素直な構成(公信力アプローチ)からいくとどうなるのかしら?
神渡:即時取得(192条)の要件は
(1)「取引行為」
(2)「平穏・・・公然」と
(3)「動産の占有を始め」
(4)「善意・・・かつ、過失がない」
です。
本問では、CはBから甲絵画を買っていますから
(1)「取引行為」を充たします。
Cは自己物として甲を買っていますから「所有の意思」(186条1項)があります。
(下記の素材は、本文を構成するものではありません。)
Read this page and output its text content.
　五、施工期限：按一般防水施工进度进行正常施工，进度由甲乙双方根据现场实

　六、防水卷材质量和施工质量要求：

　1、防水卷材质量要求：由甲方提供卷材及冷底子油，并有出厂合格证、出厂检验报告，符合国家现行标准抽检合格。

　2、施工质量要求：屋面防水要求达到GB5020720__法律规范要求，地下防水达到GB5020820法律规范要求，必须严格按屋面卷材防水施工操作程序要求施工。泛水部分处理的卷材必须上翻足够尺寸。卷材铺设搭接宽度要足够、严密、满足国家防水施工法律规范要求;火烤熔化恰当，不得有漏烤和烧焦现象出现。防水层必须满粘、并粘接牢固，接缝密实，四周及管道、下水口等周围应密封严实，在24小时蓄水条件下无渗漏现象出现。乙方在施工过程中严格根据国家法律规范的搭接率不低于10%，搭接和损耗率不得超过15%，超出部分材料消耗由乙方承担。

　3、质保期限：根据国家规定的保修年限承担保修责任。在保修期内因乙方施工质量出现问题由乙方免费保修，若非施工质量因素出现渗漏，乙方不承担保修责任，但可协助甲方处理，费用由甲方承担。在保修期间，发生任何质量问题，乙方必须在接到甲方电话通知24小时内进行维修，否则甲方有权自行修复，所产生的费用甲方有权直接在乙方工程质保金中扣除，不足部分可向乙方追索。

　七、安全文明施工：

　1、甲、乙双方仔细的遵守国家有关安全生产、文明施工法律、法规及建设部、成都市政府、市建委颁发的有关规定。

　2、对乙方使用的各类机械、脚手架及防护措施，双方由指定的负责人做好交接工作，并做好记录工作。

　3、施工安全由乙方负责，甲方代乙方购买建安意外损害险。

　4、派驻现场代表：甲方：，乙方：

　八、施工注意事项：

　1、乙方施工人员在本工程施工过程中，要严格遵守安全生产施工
よって、
(2)「平穏・・・公然」も186条で推定されます。
そして、Cは現在甲を所持していますから
(3)「動産の占有を始め」も充たします。
CがBを権利者として信じ、そのことにつき過失がないならば
(4)「善意・・・かつ、過失がない」
も充たします。
「善意」については、186条1項で推定されます。
「過失がない」(無過失)については、188条で推定されますので、Cは192条により甲の所有権を取得します。
結局、取引行為により動産を取得したCは192条により甲の所有権を取得することができます。
流相:(4)「善意・・・かつ、過失がない」
についてですが、「善意」って無権利者であることを知らなかったことを言うんじゃないですか?
逆に言うと、無権利者であることを知っていた場合が悪意で、それ以外は善意ということにならないんですかね?
神渡さんはさっき
権利者として信じ
と言っていたんですが・・・。
これによると、権利者であると信じていなかった場合、つまり、無権利者であることを知っていた場合のみならず、権利者かもしれないと半信半疑の場合も悪意となると思うのですが?
阪奈:何言ってるの、流相?
神渡さんの言う通りで良いのよ!
流相:え?
阪奈:“え?”
じゃないわよ!
いくら旧司法試験の過去問を解くからと言って要件事実を忘れちゃダメよ(怒)!
主張立証責任も視野に入れて問題は解かなくちゃ!
流相:あ~~
主張立証責任ね。
ということは、真の権利者は、無権利者からの譲受人が、その譲渡人(前主)が無権利者であることを知っていたことの主張立証をしなくても、
無権利者かもしれないと半信半疑だったことを主張立証すれば足りるということだね?
阪奈:そうよ。
無権利者からの譲受人が無権利者であることを知っていたとの主張立証が不要な分、真の権利者には少し有利ね。
流相:たしかに。
でも、なんで
無権利者からの譲受人が、その前主が無権利者であることを知っていたとの主張立証が不要
なんだろう?
阪奈:はぁ~!
そこは実体法たる民法の問題でしょう!
即時取得制度が無権利者から権利は取得しないという大原則の例外である以上、即時取得に必要な主観的要件は厳格にすべきなのよ!
だから、一般の「善意」概念よりも即時取得の「善意」概念を狭めているの!
ちなみに、一般の「善意」とは、無権利者であることを知っていた場合以外を意味するんだけど、大丈夫よね?
流相:あ、あ~大丈夫。
無権利者かもしれないと半信半疑である状態は一般の「善意」にあたるということだよね。
阪奈:そういうこと!
流相:とても勉強になります(頑張らないと!)。